The contrast with the current state is the contrast between an infrastructure model and a transactional model. The current data marketplace, where it exists, is transactional: sponsors pay for studies they own, registries license data on terms that vary by registry, intellectual property attaches to specific datasets. The infrastructure model treats the dataset as a long-lived asset, owned by the affected community, that supports many uses over time.

What the patient gets

The patient who contributes data to the trust receives several things that the current data market does not deliver.

The patient retains custody of their data. The contributing patient can withdraw, access, audit, and govern the use of their contributions. The contemporary alternative, in which the patient signs a consent form for a specific study and the data flows out of their control thereafter, is replaced with a continuing relationship.

The patient receives a share of the value the data produces. The infrastructure can support direct compensation, foundation funding for advocacy organizations, support for natural history research the affected community wants pursued, or other forms of return-of-value. The specific mechanism is a governance choice. The principle that the value generated by the data flows in part back to the contributors is the architectural invariant.

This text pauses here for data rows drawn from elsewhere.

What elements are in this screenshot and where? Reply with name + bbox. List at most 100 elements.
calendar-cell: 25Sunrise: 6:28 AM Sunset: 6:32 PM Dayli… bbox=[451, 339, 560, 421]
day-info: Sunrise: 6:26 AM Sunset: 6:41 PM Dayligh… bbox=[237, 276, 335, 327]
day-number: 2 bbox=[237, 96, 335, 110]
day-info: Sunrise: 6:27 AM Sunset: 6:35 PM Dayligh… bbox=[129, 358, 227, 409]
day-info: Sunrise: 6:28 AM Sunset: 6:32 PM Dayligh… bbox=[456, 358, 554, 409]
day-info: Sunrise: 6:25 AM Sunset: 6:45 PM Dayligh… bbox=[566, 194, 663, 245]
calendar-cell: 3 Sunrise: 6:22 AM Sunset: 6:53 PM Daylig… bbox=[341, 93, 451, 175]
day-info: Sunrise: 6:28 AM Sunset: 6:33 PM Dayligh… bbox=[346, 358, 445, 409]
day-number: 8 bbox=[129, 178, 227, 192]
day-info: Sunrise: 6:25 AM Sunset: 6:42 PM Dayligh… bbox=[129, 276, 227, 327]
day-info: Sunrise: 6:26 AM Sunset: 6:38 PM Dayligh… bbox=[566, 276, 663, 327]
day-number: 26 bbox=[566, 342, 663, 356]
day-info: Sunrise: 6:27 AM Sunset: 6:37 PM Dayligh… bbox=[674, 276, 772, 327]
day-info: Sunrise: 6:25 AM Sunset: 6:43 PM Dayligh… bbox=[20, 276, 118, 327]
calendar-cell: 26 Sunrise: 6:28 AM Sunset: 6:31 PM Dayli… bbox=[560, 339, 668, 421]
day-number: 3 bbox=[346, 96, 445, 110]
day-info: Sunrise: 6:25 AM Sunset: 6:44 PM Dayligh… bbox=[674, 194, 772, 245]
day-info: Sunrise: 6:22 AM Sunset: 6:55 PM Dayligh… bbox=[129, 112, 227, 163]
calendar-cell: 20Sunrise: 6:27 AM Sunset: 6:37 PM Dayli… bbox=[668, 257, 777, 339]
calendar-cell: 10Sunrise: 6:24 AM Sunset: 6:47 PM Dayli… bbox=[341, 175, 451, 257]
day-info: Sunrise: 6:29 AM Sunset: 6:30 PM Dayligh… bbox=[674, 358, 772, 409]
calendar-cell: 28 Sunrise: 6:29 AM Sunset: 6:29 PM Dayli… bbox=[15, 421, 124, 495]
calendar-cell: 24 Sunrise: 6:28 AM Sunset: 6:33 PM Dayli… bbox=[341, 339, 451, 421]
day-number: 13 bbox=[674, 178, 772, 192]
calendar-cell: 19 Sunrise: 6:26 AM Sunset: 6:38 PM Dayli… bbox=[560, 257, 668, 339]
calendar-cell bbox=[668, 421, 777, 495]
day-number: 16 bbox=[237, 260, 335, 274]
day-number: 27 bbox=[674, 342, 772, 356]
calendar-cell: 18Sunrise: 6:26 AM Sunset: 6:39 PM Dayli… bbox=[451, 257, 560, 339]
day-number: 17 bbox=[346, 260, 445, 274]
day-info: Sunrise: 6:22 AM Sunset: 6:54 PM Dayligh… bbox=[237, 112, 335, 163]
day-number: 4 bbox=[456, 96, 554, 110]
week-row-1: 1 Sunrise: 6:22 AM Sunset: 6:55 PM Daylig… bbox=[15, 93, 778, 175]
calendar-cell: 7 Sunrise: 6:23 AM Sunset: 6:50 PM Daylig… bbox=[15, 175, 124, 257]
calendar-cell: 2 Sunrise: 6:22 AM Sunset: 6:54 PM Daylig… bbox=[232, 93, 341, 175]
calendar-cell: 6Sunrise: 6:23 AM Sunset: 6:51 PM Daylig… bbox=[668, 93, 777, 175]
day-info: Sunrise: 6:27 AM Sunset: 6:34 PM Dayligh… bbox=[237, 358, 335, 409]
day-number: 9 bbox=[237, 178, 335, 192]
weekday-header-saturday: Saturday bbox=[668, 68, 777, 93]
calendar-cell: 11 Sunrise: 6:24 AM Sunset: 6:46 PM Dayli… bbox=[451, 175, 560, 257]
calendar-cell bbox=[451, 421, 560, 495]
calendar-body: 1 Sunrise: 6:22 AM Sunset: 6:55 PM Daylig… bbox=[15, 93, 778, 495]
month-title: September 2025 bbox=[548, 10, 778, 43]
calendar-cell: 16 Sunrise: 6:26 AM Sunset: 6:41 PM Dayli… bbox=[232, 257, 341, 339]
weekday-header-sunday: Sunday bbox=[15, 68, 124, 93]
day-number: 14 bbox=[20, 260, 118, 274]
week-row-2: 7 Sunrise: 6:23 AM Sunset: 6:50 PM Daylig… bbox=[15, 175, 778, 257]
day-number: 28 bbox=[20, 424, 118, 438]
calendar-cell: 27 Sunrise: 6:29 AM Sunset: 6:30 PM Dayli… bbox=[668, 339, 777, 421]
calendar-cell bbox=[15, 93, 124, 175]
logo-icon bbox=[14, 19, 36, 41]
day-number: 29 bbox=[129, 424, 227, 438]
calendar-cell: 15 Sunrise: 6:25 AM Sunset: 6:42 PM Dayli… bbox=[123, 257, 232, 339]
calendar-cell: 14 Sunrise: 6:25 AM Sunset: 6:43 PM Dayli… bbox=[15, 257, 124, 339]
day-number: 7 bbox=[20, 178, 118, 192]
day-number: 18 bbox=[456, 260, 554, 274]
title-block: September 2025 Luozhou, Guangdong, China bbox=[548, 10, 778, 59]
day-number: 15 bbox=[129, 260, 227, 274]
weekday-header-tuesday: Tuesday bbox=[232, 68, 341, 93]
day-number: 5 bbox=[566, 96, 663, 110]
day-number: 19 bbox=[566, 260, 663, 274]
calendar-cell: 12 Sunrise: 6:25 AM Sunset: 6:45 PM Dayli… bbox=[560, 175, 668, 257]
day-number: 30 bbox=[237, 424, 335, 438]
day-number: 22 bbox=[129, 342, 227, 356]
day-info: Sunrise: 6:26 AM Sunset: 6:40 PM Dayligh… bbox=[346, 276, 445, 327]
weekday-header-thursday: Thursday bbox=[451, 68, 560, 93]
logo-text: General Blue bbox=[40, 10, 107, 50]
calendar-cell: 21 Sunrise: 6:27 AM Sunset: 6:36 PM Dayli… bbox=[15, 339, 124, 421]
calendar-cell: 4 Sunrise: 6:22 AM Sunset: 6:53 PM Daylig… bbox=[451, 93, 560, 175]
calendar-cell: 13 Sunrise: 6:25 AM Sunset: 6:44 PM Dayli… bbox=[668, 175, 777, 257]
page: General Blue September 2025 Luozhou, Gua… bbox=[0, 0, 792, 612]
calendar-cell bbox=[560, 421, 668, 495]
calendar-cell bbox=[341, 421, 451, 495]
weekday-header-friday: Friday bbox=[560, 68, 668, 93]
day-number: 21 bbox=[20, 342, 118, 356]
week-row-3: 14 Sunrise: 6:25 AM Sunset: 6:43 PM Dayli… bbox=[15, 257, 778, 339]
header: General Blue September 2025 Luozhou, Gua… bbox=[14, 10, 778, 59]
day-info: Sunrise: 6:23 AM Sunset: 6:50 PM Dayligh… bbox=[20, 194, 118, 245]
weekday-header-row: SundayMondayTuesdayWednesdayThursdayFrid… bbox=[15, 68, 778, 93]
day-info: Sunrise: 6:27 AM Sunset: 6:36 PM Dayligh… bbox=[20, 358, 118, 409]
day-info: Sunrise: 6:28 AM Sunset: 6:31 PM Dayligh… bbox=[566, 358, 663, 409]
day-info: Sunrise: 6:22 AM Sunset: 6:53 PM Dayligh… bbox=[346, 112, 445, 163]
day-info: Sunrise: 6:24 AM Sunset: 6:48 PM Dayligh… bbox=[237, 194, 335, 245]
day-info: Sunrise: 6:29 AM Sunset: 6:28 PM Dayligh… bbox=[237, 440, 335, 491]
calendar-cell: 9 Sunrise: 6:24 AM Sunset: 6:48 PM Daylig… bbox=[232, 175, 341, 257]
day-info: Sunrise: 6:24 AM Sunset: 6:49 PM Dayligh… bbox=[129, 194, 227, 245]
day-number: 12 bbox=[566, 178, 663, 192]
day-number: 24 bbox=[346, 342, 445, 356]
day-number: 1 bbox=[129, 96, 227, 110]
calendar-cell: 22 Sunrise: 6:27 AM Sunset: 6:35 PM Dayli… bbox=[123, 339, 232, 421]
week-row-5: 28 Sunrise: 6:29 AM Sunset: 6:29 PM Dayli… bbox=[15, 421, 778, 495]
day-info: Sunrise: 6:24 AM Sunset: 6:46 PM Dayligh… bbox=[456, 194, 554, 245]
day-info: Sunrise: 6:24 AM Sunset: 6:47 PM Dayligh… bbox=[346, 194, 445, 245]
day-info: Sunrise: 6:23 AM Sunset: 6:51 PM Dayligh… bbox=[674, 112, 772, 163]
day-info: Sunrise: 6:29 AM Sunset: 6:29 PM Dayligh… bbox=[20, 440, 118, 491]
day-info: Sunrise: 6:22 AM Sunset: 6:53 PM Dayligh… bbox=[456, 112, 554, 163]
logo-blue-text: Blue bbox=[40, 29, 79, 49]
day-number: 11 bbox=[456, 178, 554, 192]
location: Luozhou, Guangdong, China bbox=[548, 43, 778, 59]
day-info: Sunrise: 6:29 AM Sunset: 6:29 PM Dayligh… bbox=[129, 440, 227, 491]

The patient is part of the research that uses their data. The trust's governance gives contributors standing in decisions about access, use restrictions, and priority research questions. The historical pattern in which patients are subjects of research conducted by others, with no continuing role after enrollment, is replaced with a model in which patients are co-investigators with governance rights.

The infrastructure question is whether the trust can be built. The technical answer is yes; the components exist and have been demonstrated in adjacent contexts. The governance answer is the harder problem, and is the work that defines whether the model serves the affected community as it claims to.